Caustics and catastrophes in strong-field physics -- Picard--Lefschetz theory as a universal approach to saddle-point methods in attosecond science

Ultrashort laser pulses on the attosecond timescale are typically achieved via high-order harmonic generation (HHG), a nonlinear process in which atoms interact with intense light fields to emit a broad spectrum of harmonics. HHG is commonly described in terms of a `quantum orbits' model based on several interfering electron trajectories, thereby incorporating both quantum-mechanical effects and an intuitive picture of classical dynamics. By tuning the parameters of the driving laser field, the interplay between these trajectories can be controlled, shaping the emitted light. Mathematically, this model expresses the harmonic response as a highly oscillatory integral.
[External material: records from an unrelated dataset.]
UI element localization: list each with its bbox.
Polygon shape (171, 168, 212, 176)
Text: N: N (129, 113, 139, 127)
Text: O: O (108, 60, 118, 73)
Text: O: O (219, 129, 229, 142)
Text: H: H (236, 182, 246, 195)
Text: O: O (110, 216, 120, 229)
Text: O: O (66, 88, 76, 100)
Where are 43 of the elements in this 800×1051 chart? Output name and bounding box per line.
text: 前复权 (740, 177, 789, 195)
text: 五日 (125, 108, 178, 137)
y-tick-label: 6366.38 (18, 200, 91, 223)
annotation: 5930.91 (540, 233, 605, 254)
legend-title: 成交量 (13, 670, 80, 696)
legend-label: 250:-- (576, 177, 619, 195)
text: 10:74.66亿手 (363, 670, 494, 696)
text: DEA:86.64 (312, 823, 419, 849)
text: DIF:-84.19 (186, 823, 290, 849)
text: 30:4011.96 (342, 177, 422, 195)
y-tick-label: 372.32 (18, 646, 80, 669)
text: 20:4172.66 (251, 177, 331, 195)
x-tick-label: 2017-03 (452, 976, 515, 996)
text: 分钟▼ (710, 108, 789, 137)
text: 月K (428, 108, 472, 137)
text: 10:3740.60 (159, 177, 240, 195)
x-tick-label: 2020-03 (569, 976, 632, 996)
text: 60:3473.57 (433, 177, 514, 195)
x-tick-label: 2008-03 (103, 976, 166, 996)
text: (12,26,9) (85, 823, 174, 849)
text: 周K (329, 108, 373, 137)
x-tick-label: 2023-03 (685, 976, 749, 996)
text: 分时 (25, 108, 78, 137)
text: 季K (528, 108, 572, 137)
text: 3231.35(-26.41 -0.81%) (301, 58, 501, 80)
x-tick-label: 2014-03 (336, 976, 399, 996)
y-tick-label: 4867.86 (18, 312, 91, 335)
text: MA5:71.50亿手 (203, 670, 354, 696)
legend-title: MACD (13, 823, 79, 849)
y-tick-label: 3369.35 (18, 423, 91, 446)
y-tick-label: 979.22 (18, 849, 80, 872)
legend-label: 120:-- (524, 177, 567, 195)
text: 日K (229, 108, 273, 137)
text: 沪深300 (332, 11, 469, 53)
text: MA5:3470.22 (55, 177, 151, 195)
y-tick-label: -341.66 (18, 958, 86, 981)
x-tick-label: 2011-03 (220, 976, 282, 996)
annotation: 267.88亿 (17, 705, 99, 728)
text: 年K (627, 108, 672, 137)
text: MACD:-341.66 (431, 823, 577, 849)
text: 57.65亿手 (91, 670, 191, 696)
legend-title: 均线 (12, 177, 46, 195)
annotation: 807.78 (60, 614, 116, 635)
Applying saddle-point methods to this integral allows it to be decomposed into contributions from distinct saddle points of the semi-classical action, thereby linking quantum dynamics to classical trajectories. However, a general framework for applying these methods across arbitrary parameters and laser configurations has been missing. In this thesis, we introduce Picard--Lefschetz theory and develop practical numerical methods for its application. These enable the evaluation of oscillatory integrals and identification of contributions from individual critical points. We apply these techniques to strong-field ionisation and HHG, focusing on caustics -- enhancement features where trajectories coalesce and standard approximations fail. Our methods remain valid in these regions, allowing systematic analysis of parameter regimes and revealing previously inaccessible features. This work improves the understanding and control of ultrafast light--matter interactions.